Anaheim Angels' Vladimir Guerrero, of the Dominican Republic, smiles during an interview at the National Palace in Santo Domingo, Dominican Republic on Tuesday, Nov. 16 in 2004. Guerrero won the AL MVP award today, receiving 21 first-place votes in balloting by the Baseball Writers' Association of America.
AP Photo/Miguel Gomez
NEW YORK Vladimir Guerrero had such a huge impact during the final week of the season that voting for the American League Most Valuable Player award wasn't even close.
Guerrero easily defeated his competitors on the Boston Red Sox and New York Yankees on Tuesday, becoming just the fifth player to switch leagues and earn the honor in his first season with his new team.
The Anaheim Angels right fielder received 21 of 28 first-place votes and 354 points in balloting by the Baseball Writers' Association of America.
Yankees right fielder Gary Sheffield finished second with five first-place votes and 254 points. Boston players split the remaining two first-place votes, with left fielder Manny Ramirez finishing third with 238 points and designated hitter David Ortiz winding up fourth with 174 points.
Guerrero was prepared for a close vote.
''I was in no way expecting it to be the way it came out,'' he said through a translator during a conference call from the presidential palace in the Dominican Republic.
Guerrero, 28, signed a $70 million, five-year contract with the Angels last January after eight seasons with the Montreal Expos. He hit .337 with 39 homers and 126 RBIs as Anaheim won the AL West, and led the league with 124 runs and 366 total bases.
He batted .371 in September with 10 homers and 23 RBIs, and went 14-for-30 (.467) with six homers and 11 RBIs in the last six games of the season, helping the Angels finish one game ahead of Oakland.
Anaheim manager Mike Scioscia said Guerrero was ''at times carrying our team single-handedly.''
''When he came to our team, our expectations were obviously very, very high, and he met every one of them,'' Scioscia said. ''Not many players can do what he did the last week.''
The only other non-rookies who became MVPs in their first AL seasons were Baltimore's Frank Robinson (1966), Chicago's Dick Allen (1972) and Detroit's Willie Hernandez (1984).

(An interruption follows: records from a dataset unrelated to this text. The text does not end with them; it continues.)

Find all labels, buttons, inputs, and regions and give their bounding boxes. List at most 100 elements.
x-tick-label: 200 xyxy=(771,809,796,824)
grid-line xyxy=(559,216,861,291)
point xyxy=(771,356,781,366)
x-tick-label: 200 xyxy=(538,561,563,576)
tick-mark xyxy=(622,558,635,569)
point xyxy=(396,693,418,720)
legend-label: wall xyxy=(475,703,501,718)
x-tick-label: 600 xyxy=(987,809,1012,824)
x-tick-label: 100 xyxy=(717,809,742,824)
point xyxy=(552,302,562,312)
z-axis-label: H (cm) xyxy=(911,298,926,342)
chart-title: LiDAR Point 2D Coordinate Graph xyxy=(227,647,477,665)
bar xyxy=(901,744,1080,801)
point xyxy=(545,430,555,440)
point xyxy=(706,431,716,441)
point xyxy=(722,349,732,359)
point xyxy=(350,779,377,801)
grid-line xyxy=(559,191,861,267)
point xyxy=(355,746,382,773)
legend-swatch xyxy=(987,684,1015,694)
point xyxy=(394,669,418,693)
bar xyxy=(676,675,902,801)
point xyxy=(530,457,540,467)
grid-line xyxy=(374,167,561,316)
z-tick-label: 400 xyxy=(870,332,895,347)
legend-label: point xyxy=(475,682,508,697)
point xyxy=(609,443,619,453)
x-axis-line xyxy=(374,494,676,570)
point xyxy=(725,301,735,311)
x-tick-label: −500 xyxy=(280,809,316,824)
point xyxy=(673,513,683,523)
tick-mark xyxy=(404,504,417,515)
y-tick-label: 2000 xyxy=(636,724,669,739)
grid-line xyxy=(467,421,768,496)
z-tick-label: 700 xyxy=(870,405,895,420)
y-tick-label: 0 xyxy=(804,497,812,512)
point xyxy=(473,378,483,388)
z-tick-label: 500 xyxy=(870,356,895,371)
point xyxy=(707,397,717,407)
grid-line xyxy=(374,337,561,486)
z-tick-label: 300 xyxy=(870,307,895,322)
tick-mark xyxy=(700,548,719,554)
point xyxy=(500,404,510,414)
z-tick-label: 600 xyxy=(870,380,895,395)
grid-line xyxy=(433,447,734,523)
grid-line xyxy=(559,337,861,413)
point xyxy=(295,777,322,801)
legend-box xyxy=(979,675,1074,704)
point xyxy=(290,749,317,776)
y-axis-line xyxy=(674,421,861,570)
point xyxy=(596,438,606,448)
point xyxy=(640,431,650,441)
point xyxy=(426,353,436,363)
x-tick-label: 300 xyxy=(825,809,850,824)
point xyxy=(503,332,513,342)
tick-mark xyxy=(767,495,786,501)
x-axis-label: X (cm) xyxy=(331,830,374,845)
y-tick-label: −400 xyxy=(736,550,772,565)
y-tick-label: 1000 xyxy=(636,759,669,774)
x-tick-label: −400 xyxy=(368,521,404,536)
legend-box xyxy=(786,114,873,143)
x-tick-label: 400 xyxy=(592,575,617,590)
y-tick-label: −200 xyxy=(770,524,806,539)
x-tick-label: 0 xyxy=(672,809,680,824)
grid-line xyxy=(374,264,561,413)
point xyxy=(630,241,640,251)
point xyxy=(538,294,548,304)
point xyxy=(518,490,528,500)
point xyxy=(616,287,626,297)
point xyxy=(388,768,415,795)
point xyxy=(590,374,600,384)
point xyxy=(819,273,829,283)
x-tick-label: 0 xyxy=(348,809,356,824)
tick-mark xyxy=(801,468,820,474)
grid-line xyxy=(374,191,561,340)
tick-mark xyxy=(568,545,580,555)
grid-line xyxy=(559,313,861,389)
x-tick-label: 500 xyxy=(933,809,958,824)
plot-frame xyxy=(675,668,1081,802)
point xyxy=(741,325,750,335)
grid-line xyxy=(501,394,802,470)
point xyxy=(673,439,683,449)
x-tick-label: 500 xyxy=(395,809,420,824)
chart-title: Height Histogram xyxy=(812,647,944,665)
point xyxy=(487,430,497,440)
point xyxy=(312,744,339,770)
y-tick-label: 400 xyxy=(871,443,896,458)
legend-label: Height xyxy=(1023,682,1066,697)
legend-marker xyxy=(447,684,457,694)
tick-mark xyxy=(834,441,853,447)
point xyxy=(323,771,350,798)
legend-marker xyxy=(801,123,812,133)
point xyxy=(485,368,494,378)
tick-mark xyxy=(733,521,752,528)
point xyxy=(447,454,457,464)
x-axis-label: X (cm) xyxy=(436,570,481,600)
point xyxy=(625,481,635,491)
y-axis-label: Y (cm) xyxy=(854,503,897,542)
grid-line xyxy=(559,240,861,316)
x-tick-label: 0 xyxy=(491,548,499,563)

In the NL, Kirk Gibson accomplished the feat with Los Angeles in 1988.
Houston's Roger Clemens won the NL Cy Young Award last week following his first season in the league. Clemens won six Cy Youngs in the AL.
Guerrero became the second Angels player to win, joining Don Baylor (1979). He is the fourth Dominican to be MVP, following Toronto's George Bell (1987), the Chicago Cubs' Sammy Sosa (1998) and Oakland's Miguel Tejada (2002). He became the ninth straight player from the AL West to win.
''Vlad has got such a great temperament. For as talented as he is, he's probably the most unassuming superstar you'd ever be around,'' Scioscia said. ''He's got probably the smallest ego of anybody that has accomplished what he has.''
Guerrero was especially happy the three of the top four finishers in the voting were Dominican.
''It's in our blood,'' he said. ''We grow up with baseball.''
Guerrero gets a $500,000 bonus for winning the award and Ramirez $100,000 for finishing third. Ortiz didn't get anything for finishing fourth but would get $400,000 for finishing second through fifth in his contract that starts next season.
Tejada, now with Baltimore, gets a $300,000 bonus for finishing fifth, and Detroit's Ivan Rodriguez gets $100,000 for winding up 10th.
Anaheim was swept by Boston in the first round of the playoffs, Guerrero's first time in the postseason, and he hopes to get back every year.
''It really left a taste in my mouth,'' he said.